Tone reads Unknown. Watch MOVE: any sympathetic lift here is the trigger that converts an equity-only wobble into a cross-asset risk-off. Until then, treat the complex as uniformly short-gamma fragile, but contained.

What it means for your trading
Equity vol is bid in isolation with the index complex Aligned and rates vol flat at 70.41 - fragile but not a macro break, with sentiment at Greed (63) still leaning contrarian-cautious.

Scenario EV

Scenario engine picks Iron Condor as the optimal structure with score 36 versus put-spread 29 - the edge stacks cleanly: positive VRP at 2.26%, VIX term in Contango, and an ordered put-skew bid at 4.25% that pays the call wing as funding leg.

DTE sweet spot is 30-45, where forward-vol carry from 22.1916470772 peaks and you sit clear of the 0-7 DTE jump zone. Avoid front-week naked short gamma - dealer net VEX at -$200.54B and CHEX at -$372.8M turn intraday whip into a tax, not an edge, while spot trades below the 719.36 flip.

Size Standard Size per the VVIX read at 98.37; full clip is acceptable but VVIX upticks against a flat VIX cut size first.

What it means for your trading
Book Iron Condor in the 30-45 window at Standard Size, harvesting VRP and contango carry while skipping the front-week gamma-and-charm whip below 719.36.

Actionable Summary

Bottom line: book Iron Condor structures in the 30-45 DTE bucket above the 718 charm pivot, run Standard Size sizing, and do not press naked short gamma into 0DTE while SPY trades below the 719.36 flip. Regime reads Elevated / Watchful with VIX in Contango and VRP at 2.26% - carry intact, but VVIX at 98.37 is climbing and warrants respect.

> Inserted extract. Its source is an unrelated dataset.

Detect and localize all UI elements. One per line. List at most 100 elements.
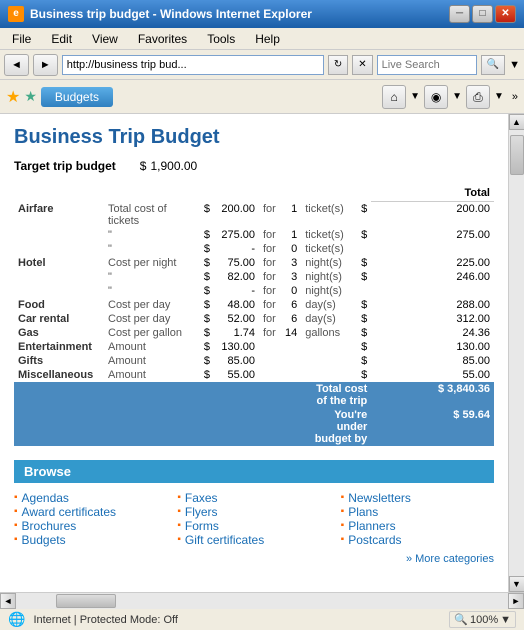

GO: Iron Condor in the 30-45 window, full clip. WATCH: 718 for the bias flip and any VVIX upticks as the cue to cut size. AVOID: 0-3 DTE naked short gamma and single-name vol-selling versus the index. HEDGE: put-wing convexity remains cheap given 141.38 SKEW and the ordered tail bid in 4.25% 25d. FADE: only fade strength into the 718.00 call wall; no buy-the-dip until spot reclaims 719.36.

What it means for your trading
Negative-gamma complex with Contango and constructive VRP keeps Iron Condor the cleanest expression in 30-45, but the 718 pivot and 719.36 flip are the two lines that govern sizing and stance.

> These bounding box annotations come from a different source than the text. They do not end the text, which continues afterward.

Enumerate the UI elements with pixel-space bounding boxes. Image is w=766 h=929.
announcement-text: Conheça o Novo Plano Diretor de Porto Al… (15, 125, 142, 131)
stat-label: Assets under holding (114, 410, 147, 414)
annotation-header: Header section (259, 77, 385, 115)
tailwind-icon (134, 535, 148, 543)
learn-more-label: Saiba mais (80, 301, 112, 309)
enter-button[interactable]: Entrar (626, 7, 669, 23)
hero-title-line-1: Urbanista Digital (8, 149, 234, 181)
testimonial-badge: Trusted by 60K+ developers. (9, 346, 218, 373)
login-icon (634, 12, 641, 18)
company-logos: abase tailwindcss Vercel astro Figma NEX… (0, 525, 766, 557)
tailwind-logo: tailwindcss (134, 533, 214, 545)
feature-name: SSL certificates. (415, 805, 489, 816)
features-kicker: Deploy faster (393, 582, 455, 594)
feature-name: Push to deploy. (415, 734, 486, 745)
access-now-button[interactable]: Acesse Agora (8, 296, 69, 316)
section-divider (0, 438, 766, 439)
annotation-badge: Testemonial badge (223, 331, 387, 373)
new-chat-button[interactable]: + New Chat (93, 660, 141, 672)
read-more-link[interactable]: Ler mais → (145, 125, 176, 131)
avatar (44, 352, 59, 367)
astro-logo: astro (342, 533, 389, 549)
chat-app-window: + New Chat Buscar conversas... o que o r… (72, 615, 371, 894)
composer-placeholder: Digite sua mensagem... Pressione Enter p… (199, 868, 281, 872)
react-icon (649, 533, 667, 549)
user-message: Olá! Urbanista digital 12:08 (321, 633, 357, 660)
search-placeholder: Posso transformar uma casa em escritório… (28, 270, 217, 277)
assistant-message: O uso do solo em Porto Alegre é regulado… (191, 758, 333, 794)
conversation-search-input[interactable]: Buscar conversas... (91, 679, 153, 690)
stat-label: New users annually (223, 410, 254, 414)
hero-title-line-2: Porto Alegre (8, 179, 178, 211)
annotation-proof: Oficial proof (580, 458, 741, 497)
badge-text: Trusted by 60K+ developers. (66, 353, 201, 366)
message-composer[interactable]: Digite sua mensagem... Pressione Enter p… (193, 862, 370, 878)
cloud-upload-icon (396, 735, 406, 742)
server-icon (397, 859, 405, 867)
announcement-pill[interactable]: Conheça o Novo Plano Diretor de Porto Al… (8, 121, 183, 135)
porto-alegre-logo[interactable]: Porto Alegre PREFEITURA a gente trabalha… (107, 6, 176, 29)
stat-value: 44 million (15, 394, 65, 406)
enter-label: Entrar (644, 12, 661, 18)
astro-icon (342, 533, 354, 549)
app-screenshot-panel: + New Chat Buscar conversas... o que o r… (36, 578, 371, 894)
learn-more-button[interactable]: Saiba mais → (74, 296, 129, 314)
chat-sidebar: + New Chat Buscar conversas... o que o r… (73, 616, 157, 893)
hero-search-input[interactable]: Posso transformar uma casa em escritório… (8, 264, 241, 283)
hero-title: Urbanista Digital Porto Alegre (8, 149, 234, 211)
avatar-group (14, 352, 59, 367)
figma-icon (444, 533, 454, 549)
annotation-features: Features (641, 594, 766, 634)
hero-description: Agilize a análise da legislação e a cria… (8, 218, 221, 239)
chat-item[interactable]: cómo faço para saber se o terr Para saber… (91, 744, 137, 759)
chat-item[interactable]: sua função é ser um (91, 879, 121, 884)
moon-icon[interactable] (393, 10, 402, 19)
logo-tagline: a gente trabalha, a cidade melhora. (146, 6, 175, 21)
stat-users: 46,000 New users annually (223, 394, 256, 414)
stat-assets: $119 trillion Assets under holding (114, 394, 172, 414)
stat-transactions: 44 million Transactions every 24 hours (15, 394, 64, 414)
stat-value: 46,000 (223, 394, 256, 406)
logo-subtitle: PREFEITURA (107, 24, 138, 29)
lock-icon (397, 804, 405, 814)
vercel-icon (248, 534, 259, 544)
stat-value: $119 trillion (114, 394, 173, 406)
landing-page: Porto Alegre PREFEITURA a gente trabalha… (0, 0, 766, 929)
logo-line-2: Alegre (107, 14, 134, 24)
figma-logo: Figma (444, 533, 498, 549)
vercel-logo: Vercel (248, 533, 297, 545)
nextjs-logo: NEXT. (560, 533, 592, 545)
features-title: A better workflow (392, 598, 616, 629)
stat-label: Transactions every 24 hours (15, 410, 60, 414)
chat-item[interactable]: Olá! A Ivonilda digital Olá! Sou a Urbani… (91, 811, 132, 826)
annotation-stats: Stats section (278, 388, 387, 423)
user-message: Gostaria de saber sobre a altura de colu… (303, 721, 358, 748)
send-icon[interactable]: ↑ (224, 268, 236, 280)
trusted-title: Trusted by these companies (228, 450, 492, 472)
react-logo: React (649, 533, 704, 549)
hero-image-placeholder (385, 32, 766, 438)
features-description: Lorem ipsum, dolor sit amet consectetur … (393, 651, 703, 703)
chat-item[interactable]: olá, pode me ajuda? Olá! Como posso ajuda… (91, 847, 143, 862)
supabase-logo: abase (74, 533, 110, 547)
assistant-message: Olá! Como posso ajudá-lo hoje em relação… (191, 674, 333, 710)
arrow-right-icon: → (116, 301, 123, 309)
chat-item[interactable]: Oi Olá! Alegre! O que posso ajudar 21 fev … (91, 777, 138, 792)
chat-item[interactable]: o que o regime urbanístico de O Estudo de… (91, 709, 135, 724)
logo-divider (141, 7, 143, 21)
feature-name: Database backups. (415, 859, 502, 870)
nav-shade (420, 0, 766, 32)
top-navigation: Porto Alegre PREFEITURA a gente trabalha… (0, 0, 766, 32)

Frequently Asked Questions

What is the current market volatility regime?
VIX is trading at 18.28 with a Contango term structure. The Fear & Greed index reads Greed, and cross-asset volatility is Aligned across SPY, QQQ, and IWM.
Is SPY in positive or negative gamma today?
SPY is in Negative Gamma gamma with net dealer GEX at -$2.31B. The gamma flip sits at 719.36, with the call wall at 718.00 and the put wall at 718.00.
Where is the SPY gamma flip level right now?
SPY's gamma flip is at 719.36 against a spot of 717.53. Above flip, dealer hedging is suppressive; below it, hedging amplifies moves.
Is implied volatility rich or cheap versus realized?
SPY's at-the-money implied vol is 14.45% with a volatility risk premium of 2.26%. Negative VRP means options are cheap relative to recent realized moves; positive VRP means insurance is expensive.
What does the VIX term structure say today?
The VIX curve is in Contango with VIX at 18.18. Contango signals benign forward expectations; backwardation signals near-term stress.
What's the dealer positioning on QQQ and IWM?
QQQ shows Negative Gamma gamma with net GEX at $1.93B (flip: 672.61). IWM shows Negative Gamma gamma with net GEX at -$1.45B (flip: 278.92).